Fast forward to 48 hours later.  I was now on the regular maternity ward cooling my heels and having non-stress tests twice a day, plus whenever Emerson was too quiet and I got nervous.  My doc came in to tell me how amazed he was that I hadn’t gone into labor yet, as 85% of women go into labor within 48 hours of their membranes rupturing.  He felt like now we could probably hold on for a few more weeks.  The catch – if I went into labor they wouldn’t stop it.  The danger to the baby from infection at this point was greater than the danger of an early birth. 

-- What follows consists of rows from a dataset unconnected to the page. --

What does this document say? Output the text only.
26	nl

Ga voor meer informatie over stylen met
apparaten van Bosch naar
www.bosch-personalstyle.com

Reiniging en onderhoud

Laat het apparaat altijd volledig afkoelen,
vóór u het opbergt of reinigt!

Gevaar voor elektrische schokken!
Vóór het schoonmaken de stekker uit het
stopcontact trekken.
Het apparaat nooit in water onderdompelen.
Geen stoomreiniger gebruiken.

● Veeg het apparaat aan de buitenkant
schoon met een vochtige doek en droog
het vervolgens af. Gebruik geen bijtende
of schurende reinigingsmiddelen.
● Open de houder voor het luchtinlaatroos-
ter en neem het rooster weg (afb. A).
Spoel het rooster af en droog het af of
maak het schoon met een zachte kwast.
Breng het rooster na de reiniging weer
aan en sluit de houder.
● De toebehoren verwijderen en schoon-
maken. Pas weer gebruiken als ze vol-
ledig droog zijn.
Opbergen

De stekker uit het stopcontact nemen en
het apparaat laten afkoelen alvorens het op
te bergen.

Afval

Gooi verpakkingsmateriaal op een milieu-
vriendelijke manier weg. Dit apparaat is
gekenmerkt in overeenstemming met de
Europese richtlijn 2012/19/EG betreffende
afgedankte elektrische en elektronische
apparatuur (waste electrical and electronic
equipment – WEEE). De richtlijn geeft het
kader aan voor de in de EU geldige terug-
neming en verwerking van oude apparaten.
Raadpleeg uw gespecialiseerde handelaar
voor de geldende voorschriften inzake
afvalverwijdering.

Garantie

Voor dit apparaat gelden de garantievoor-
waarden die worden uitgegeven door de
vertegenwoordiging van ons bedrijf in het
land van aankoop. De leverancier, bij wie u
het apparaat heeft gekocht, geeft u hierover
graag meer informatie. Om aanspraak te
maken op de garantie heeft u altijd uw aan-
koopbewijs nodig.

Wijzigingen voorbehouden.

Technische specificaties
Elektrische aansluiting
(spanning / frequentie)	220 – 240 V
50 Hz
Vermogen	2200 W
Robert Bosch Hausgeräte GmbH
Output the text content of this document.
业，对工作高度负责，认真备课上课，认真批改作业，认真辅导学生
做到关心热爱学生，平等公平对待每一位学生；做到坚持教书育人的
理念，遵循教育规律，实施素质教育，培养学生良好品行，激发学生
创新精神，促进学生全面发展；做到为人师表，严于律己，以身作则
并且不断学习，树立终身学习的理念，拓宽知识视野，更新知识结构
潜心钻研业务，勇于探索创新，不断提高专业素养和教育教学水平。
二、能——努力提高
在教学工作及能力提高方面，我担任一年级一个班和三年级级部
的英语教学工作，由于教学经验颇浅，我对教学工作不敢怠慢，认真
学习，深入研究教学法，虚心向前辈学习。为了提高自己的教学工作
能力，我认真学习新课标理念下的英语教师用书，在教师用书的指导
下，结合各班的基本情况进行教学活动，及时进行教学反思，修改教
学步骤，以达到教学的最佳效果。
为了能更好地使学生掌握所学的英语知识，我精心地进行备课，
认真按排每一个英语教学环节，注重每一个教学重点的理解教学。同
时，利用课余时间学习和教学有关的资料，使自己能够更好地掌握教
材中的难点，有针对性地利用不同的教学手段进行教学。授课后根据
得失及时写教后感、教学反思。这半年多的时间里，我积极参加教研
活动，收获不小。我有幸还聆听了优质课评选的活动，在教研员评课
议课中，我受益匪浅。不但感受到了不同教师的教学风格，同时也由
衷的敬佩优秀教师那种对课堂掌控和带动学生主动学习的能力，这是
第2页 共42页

I could only get out of bed to use the bathroom.  When I asked about a shower the doc hesitated, then said yes, one a day, for no longer than 5 minutes.  My husband literally stood in the doorway of the bathroom timing me with his watch.  At 4 minutes he would give me a 1 minute warning and by golly I had better be out of that shower in the next minute.  After a couple of days I was allowed one 15 minute wheelchair ride a day.  I usually got my husband to take me outside to the flower garden and koi pond.  It was May and I was missing the nicest Spring we’d had in a couple of years.

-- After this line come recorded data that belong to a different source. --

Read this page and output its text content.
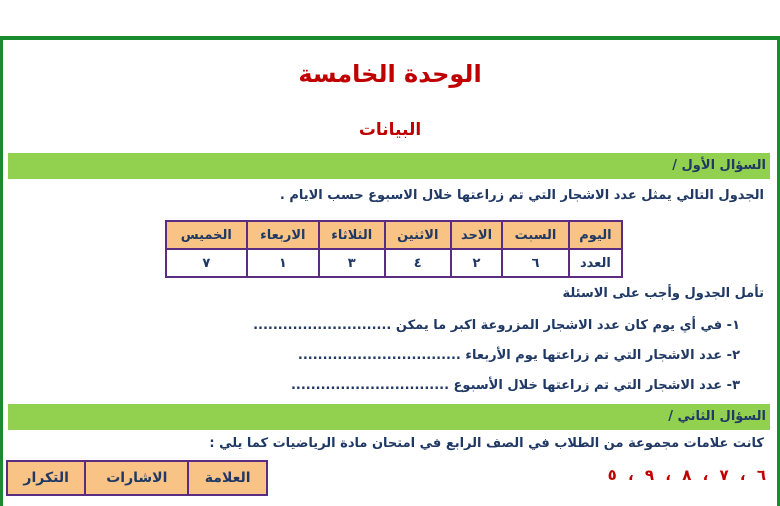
الوحدة الخامسة
البيانات
السؤال الأول /
الجدول التالي يمثل عدد الاشجار التي تم زراعتها خلال الاسبوع حسب الايام .
اليوم	السبت	الاحد	الاثنين	الثلاثاء	الاربعاء	الخميس
العدد	٦	٢	٤	٣	١	٧
تأمل الجدول وأجب على الاسئلة
١- في أي يوم كان عدد الاشجار المزروعة اكبر ما يمكن ............................
٢- عدد الاشجار التي تم زراعتها يوم الأربعاء .................................
٣- عدد الاشجار التي تم زراعتها خلال الأسبوع ................................
السؤال الثاني /
كانت علامات مجموعة من الطلاب في الصف الرابع في امتحان مادة الرياضيات كما يلي :
٦ ، ٧ ، ٨ ، ٩ ، ٥
العلامة	الاشارات	التكرار
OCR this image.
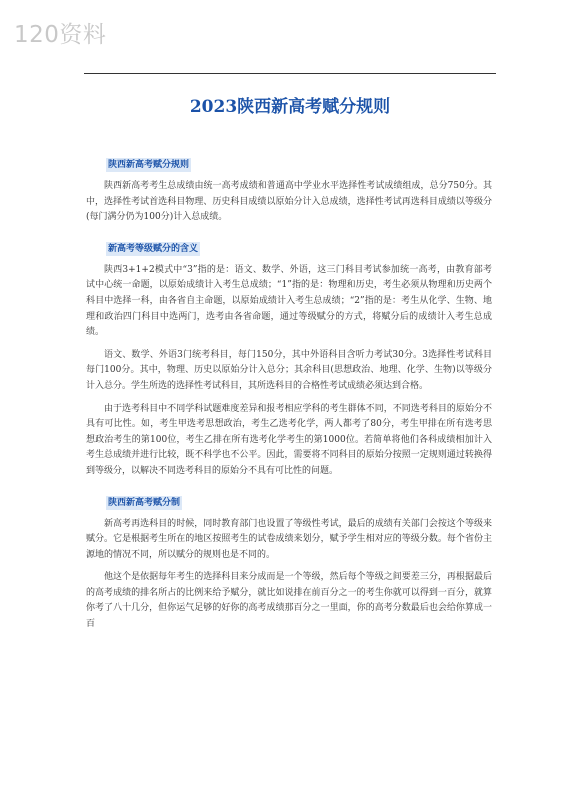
120资料
2023陕西新高考赋分规则
陕西新高考赋分规则

陕西新高考考生总成绩由统一高考成绩和普通高中学业水平选择性考试成绩组成，总分750分。其中，选择性考试首选科目物理、历史科目成绩以原始分计入总成绩，选择性考试再选科目成绩以等级分(每门满分仍为100分)计入总成绩。

新高考等级赋分的含义

陕西3+1+2模式中“3”指的是：语文、数学、外语，这三门科目考试参加统一高考，由教育部考试中心统一命题，以原始成绩计入考生总成绩；“1”指的是：物理和历史，考生必须从物理和历史两个科目中选择一科，由各省自主命题，以原始成绩计入考生总成绩；“2”指的是：考生从化学、生物、地理和政治四门科目中选两门，选考由各省命题，通过等级赋分的方式，将赋分后的成绩计入考生总成绩。

语文、数学、外语3门统考科目，每门150分，其中外语科目含听力考试30分。3选择性考试科目每门100分。其中，物理、历史以原始分计入总分；其余科目(思想政治、地理、化学、生物)以等级分计入总分。学生所选的选择性考试科目，其所选科目的合格性考试成绩必须达到合格。

由于选考科目中不同学科试题难度差异和报考相应学科的考生群体不同，不同选考科目的原始分不具有可比性。如，考生甲选考思想政治，考生乙选考化学，两人都考了80分，考生甲排在所有选考思想政治考生的第100位，考生乙排在所有选考化学考生的第1000位。若简单将他们各科成绩相加计入考生总成绩并进行比较，既不科学也不公平。因此，需要将不同科目的原始分按照一定规则通过转换得到等级分，以解决不同选考科目的原始分不具有可比性的问题。

陕西新高考赋分制

新高考再选科目的时候，同时教育部门也设置了等级性考试，最后的成绩有关部门会按这个等级来赋分。它是根据考生所在的地区按照考生的试卷成绩来划分，赋予学生相对应的等级分数。每个省份主源地的情况不同，所以赋分的规则也是不同的。

他这个是依据每年考生的选择科目来分成而是一个等级，然后每个等级之间要差三分，再根据最后的高考成绩的排名所占的比例来给予赋分，就比如说排在前百分之一的考生你就可以得到一百分，就算你考了八十几分，但你运气足够的好你的高考成绩那百分之一里面，你的高考分数最后也会给你算成一百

I did my best to not think about what was going on.  I was scared, but I quickly developed a pretty good coping mechanism – I just ignored the reason I was in the hospital.  The problem was I couldn’t concentrate on anything.  I couldn’t read, TV was stultifying, crossword puzzles were beyond my brain’s ability at that time and the only thing I looked forward to were visits from my parents with my 2 year old son.  He actually turned 2 while I was on bedrest.  We had a party in my room with the nurses.  Woohoo.

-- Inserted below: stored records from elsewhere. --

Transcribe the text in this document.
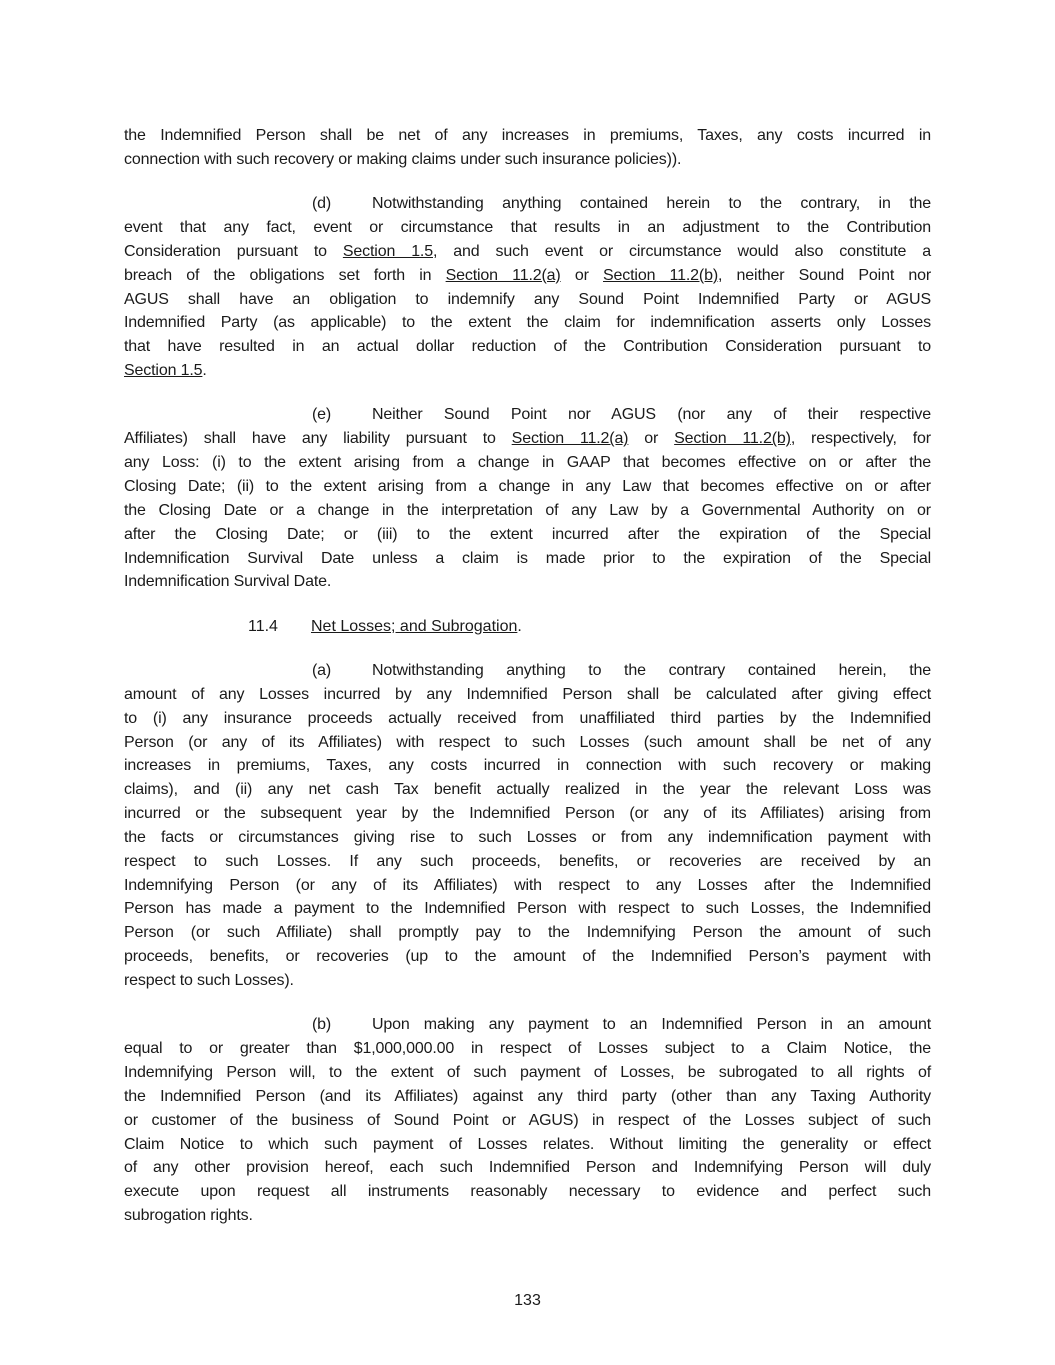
the Indemnified Person shall be net of any increases in premiums, Taxes, any costs incurred in
connection with such recovery or making claims under such insurance policies)).
(d)	Notwithstanding anything contained herein to the contrary, in the
event that any fact, event or circumstance that results in an adjustment to the Contribution
Consideration pursuant to Section 1.5, and such event or circumstance would also constitute a
breach of the obligations set forth in Section 11.2(a) or Section 11.2(b), neither Sound Point nor
AGUS shall have an obligation to indemnify any Sound Point Indemnified Party or AGUS
Indemnified Party (as applicable) to the extent the claim for indemnification asserts only Losses
that have resulted in an actual dollar reduction of the Contribution Consideration pursuant to
Section 1.5.
(e)	Neither Sound Point nor AGUS (nor any of their respective
Affiliates) shall have any liability pursuant to Section 11.2(a) or Section 11.2(b), respectively, for
any Loss: (i) to the extent arising from a change in GAAP that becomes effective on or after the
Closing Date; (ii) to the extent arising from a change in any Law that becomes effective on or after
the Closing Date or a change in the interpretation of any Law by a Governmental Authority on or
after the Closing Date; or (iii) to the extent incurred after the expiration of the Special
Indemnification Survival Date unless a claim is made prior to the expiration of the Special
Indemnification Survival Date.
11.4	Net Losses; and Subrogation.
(a)	Notwithstanding anything to the contrary contained herein, the
amount of any Losses incurred by any Indemnified Person shall be calculated after giving effect
to (i) any insurance proceeds actually received from unaffiliated third parties by the Indemnified
Person (or any of its Affiliates) with respect to such Losses (such amount shall be net of any
increases in premiums, Taxes, any costs incurred in connection with such recovery or making
claims), and (ii) any net cash Tax benefit actually realized in the year the relevant Loss was
incurred or the subsequent year by the Indemnified Person (or any of its Affiliates) arising from
the facts or circumstances giving rise to such Losses or from any indemnification payment with
respect to such Losses. If any such proceeds, benefits, or recoveries are received by an
Indemnifying Person (or any of its Affiliates) with respect to any Losses after the Indemnified
Person has made a payment to the Indemnified Person with respect to such Losses, the Indemnified
Person (or such Affiliate) shall promptly pay to the Indemnifying Person the amount of such
proceeds, benefits, or recoveries (up to the amount of the Indemnified Person’s payment with
respect to such Losses).
(b)	Upon making any payment to an Indemnified Person in an amount
equal to or greater than $1,000,000.00 in respect of Losses subject to a Claim Notice, the
Indemnifying Person will, to the extent of such payment of Losses, be subrogated to all rights of
the Indemnified Person (and its Affiliates) against any third party (other than any Taxing Authority
or customer of the business of Sound Point or AGUS) in respect of the Losses subject of such
Claim Notice to which such payment of Losses relates. Without limiting the generality or effect
of any other provision hereof, each such Indemnified Person and Indemnifying Person will duly
execute upon request all instruments reasonably necessary to evidence and perfect such
subrogation rights.
133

The strangest thing was every 3rd or 4th night, usually around 10:00 pm, I would have a mini-nervous breakdown and force the nurse to call my doc at home, email him the results of the non-stress test of the evening, and make him call me to say things were ok.  I look back on that and realize that all that denial of why I was there would build up and I would need massive reassurance that things were going alright.  He never let me down.

Bedrest is awful.  The reasons that a woman is put on bedrest means that things are NOT OK and therefore no rest is to be found.  My mind never stopped running.  I would try to sleep but my heart would race and pound so hard it would move the bedsheet. 

I held out until 33 weeks 1 day and when I went into labor I did the denial thing again.  I had been tracking my contractions the whole time I was hospitalized, but I usually had only 2 or 3 an hour.  I was supposed to call the doc if I had more than 5 in one hour.  On the morning of the 23rd I counted 11 in one hour.  Hmm, that’s interesting.  I called my husband.  He asked WHY WASN’T I CALLING THE NURSE?

Oh.  You think I’m in labor?

I had a c-section because they didn’t want to subject Emerson to the stress of a natural delivery, but I had to labor for 4 hours until the OR was ready.  The anesthesiologist was my best friend that afternoon.

Emerson was born weighing 4 lbs 4 ounces, never needed oxygen let alone intubation, ate like a champ from the beginning and came home the day she turned 35 weeks.    She is now a happy, rambunctious 1 year old and I am so thankful that it turned out the way it did.  But BOY will she hear about this when she is a teenager. 


2 Responses to “Deny, Deny, Deny”

  1. Dana Says:

    I’m so glad things ended well. Emmie is so beautiful!